Владислав, неизменно называя Кмитича шведом (не то в шутку, не то всерьез), протягивал в ладони сложенный бумажный квадратик. Кмитич сурово взглянул на чеха, намекая, что здесь не до шуточек, развернул записку. Прочел:
— Знаете, господин генерал, что пан Заглоба, царство ему небесное, меня не пускал на южный редут? Я и понятия не имею, в каком там состоянии пушка. Мою рекомендацию Заглоба исполнил лишь наполовину…
Мюллер ничего не ответил. Кмитич прекрасно понимал, что если его план сработает, то нужно будет срочно уносить ноги из лагеря в один из потаенных ходов крепости. Глупо было рассчитывать на то, что его, Кмитича, не арестуют после второго взрыва. «Не такой уж дурак этот Мюллер», — думал Кмитич. Поэтому в монастырь вместе с чешским солдатом ушла и такая записка: «Ждите у южной двери».
Осадное положение монастыря как нельзя лучше ложилось на строгий предрождественский пост Сочельника, либо Вигилии — бдение. В монастыре по этому поводу готовили лишь сочиво — сваренное с медом пшено и ячменные зерна.
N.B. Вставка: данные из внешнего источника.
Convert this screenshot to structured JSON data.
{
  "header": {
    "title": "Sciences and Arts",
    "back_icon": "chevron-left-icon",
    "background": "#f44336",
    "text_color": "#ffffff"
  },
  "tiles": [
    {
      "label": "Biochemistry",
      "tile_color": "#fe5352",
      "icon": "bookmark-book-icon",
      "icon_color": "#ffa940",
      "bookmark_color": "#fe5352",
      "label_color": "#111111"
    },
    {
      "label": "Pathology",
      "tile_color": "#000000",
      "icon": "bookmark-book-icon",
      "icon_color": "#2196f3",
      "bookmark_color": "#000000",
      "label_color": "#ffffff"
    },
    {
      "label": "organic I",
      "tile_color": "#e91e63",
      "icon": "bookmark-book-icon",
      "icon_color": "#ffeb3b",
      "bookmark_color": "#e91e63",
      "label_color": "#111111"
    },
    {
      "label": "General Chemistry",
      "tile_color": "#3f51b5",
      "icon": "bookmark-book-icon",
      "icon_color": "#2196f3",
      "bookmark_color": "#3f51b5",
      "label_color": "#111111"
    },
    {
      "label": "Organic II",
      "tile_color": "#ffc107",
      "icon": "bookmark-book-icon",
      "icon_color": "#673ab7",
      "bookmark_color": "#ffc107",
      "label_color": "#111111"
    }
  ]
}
— пели монахи. Днем прошло очередное богослужение. И не только по наступающему Рождеству, но и по девяносто шести погибшим от обстрелов, атак и умершим от ран защитникам Ясной Гуры — страшные потери для маленького гарнизона Ченстохово. С первой вечерней звездой пост Сочельника закончился. В этот момент Михал отправился с подзорной трубой на стену, предупредив всех, чтобы ожидали Кмитича у южных тайных дверей. Всем стрелкам приказано было быть наготове.
— Ничего не видно! — ругался Михал, осматривая редут в подзорную трубу. Сплошная темень. И вдруг… Яркая вспышка озарила все вокруг, как в майскую грозу. Громкий разрыв, словно раскат грома, тут же последовал за вспышкой.
— Огня! — крикнул Михал. Пушки и мушкеты защитников заговорили. Варшицкий с группой всадников вышел из ворот крепости, чтобы прикрыть Кмитича, который в эту минуту должен был бежать из неприятельского лагеря. Все сработали на отлично. Кмитичу не пришлось стучаться в двери — польские всадники подобрали его раньше. Михал радостно бросился навстречу другу, едва люди Варшицкого ввалились шумной толпой в двери, поддерживая Кмитича, всего в снегу, мокрого, но со счастливой улыбкой.
— Постой, — Кмитич выставил вперед руку, не давая Михалу обнять себя, — лучше не трогай меня! Кажется, я сломал ребра и руку… — и тут же улыбнулся:
— Витам вшистких![8]
Кмитич рассказал, что его вновь швырнуло ударной волной, причем сильнее, чем в прошлый раз. Полковника спасло лишь то, что за несколько последних дней намело сугробы, и снег смягчил удар о землю.
— Если бы не снег, я сломал бы все кости, — улыбался Кмитич.